(Kej. 15:3; 16:1-4; 30:1-13; Rut 4:16; Est. 2:7; 1Raj. 19:19-21; Rm. 8:15; 9:4; Ef. 1:5)
Meskipun orang-orang Israel tidak memiliki istilah teknis untuk adopsi, praktik mengambil satu orang yang tidak termasuk keturunan darah sebagai ahli waris resmi sudah ada sejak zaman permulaan, khususnya di Timur Tengah. Contohnya, Abraham mengangkat hambanya, Eliezer untuk menjadi ahli warisnya jika ia meninggal tanpa memiliki anak kandung. Beberapa orang percaya bahwa Laban mengangkat Yakub menjadi anak adopsi dan ahli warisnya karena pekerjaannya bertahun-tahun dan pernikahannya dengan putri-putri Laban. Pencurian akan ilah-ilah rumah tangga, yang biasanya menunjukkan hak warisan, kelihatannya memperkuat anggapan ini. Ketika Yakub pindah ke Mesir dan bertemu 2 anak Yusuf untuk pertama kalinya, ia mengadopsi mereka sebagai miliknya, membagi bagian Yusuf akan tanahnya kepada Efraim dan Manasye. Musa mungkin diadopsi oleh putri Firaun, mengikuti praktik sah orang Mesir.

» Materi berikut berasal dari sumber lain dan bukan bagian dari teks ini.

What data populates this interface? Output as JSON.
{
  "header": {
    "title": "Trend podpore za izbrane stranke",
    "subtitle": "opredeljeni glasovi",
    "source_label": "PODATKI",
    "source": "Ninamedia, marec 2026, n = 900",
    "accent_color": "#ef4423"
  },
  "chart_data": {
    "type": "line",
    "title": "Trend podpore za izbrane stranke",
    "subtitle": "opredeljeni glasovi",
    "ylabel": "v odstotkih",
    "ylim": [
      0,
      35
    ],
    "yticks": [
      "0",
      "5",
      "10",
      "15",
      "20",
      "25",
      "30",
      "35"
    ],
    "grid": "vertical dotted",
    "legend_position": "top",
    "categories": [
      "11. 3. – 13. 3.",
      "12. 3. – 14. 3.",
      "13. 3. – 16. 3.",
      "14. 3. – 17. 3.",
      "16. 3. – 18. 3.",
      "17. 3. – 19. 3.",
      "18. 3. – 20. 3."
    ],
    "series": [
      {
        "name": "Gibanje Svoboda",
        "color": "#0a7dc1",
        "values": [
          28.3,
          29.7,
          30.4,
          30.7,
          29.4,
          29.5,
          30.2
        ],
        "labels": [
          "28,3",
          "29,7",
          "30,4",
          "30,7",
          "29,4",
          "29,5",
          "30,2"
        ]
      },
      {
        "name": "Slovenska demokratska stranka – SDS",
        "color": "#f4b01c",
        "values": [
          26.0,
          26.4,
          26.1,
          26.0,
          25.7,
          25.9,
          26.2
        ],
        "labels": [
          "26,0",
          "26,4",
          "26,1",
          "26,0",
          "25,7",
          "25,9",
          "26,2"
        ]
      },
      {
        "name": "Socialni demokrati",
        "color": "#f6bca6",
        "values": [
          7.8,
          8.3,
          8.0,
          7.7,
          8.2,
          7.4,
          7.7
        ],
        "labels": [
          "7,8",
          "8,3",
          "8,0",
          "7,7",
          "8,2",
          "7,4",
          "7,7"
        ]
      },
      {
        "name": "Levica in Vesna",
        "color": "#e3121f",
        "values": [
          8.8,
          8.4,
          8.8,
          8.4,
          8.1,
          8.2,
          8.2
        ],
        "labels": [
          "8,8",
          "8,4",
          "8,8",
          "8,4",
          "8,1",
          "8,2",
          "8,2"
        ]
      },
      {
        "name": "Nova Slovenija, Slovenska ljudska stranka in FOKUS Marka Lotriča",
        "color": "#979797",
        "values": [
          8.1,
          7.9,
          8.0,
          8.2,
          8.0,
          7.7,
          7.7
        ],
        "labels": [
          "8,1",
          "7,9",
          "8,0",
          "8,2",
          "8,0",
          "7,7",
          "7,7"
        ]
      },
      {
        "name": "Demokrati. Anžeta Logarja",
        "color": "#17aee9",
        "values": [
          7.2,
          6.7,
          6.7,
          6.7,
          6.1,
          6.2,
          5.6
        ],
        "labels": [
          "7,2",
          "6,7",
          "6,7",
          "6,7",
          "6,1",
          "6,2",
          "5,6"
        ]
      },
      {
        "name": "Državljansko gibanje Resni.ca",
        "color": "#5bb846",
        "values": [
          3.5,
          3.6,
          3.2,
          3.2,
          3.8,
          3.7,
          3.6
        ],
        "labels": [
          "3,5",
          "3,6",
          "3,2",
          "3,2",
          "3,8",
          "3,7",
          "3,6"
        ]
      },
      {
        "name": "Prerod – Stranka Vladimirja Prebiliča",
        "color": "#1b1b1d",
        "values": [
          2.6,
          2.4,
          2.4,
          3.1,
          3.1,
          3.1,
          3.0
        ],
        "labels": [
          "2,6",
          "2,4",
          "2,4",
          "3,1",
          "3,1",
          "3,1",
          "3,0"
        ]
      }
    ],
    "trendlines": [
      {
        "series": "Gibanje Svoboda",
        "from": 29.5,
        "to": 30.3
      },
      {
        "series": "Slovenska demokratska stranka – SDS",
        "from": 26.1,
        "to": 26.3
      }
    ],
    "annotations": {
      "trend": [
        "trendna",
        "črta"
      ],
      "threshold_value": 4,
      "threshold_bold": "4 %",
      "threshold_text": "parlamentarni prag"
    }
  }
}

Praktik-praktik seperti poligami dan pernikahan levirat (pernikahan dengan istri/suami saudara yang telah meninggal) tersedia bagi distribusi kepemilikan yang rapi di dalam suku bangsa. Istilah lain kelihatannya mengimplikasikan bentuk adopsi atau paling sedikit merupakan perlindungan. Contohnya, Ruth menempatkan anaknya pada pangkuan Naomi, rupanya mengizinkannya menjadi pengasuh anaknya. Beberapa orang percaya bahwa, karena Ruth seorang Moab, usahanya untuk mencari perlindungan pada sayap Tuhan adalah keinginan untuk diadopsi ke dalam komunitas Israel
Dalam hal Elia dan Elisa, pelemparan jubah pada nabi yang lebih muda tampaknya menandakan Elisa sebagai ahli waris rohani Elia. Secara theologis, rumusan adopsi tercantum di dalam Mazmur 2:7, “Anak-Ku engkau!” muncul kembali di dalam Perjanjian Baru. Paulus menggunakannya untuk memberitahukan pemilihan Allah akan umat pilihan-Nya: Anak alami atau fisik barangkali milik keturunan-keturunan Abraham, tetapi Allah memilih untuk memberkati orang-orang kafir melalui iman mereka di dalam Anak-Nya dan menebus mereka dari “perbudakan menjadi anak.”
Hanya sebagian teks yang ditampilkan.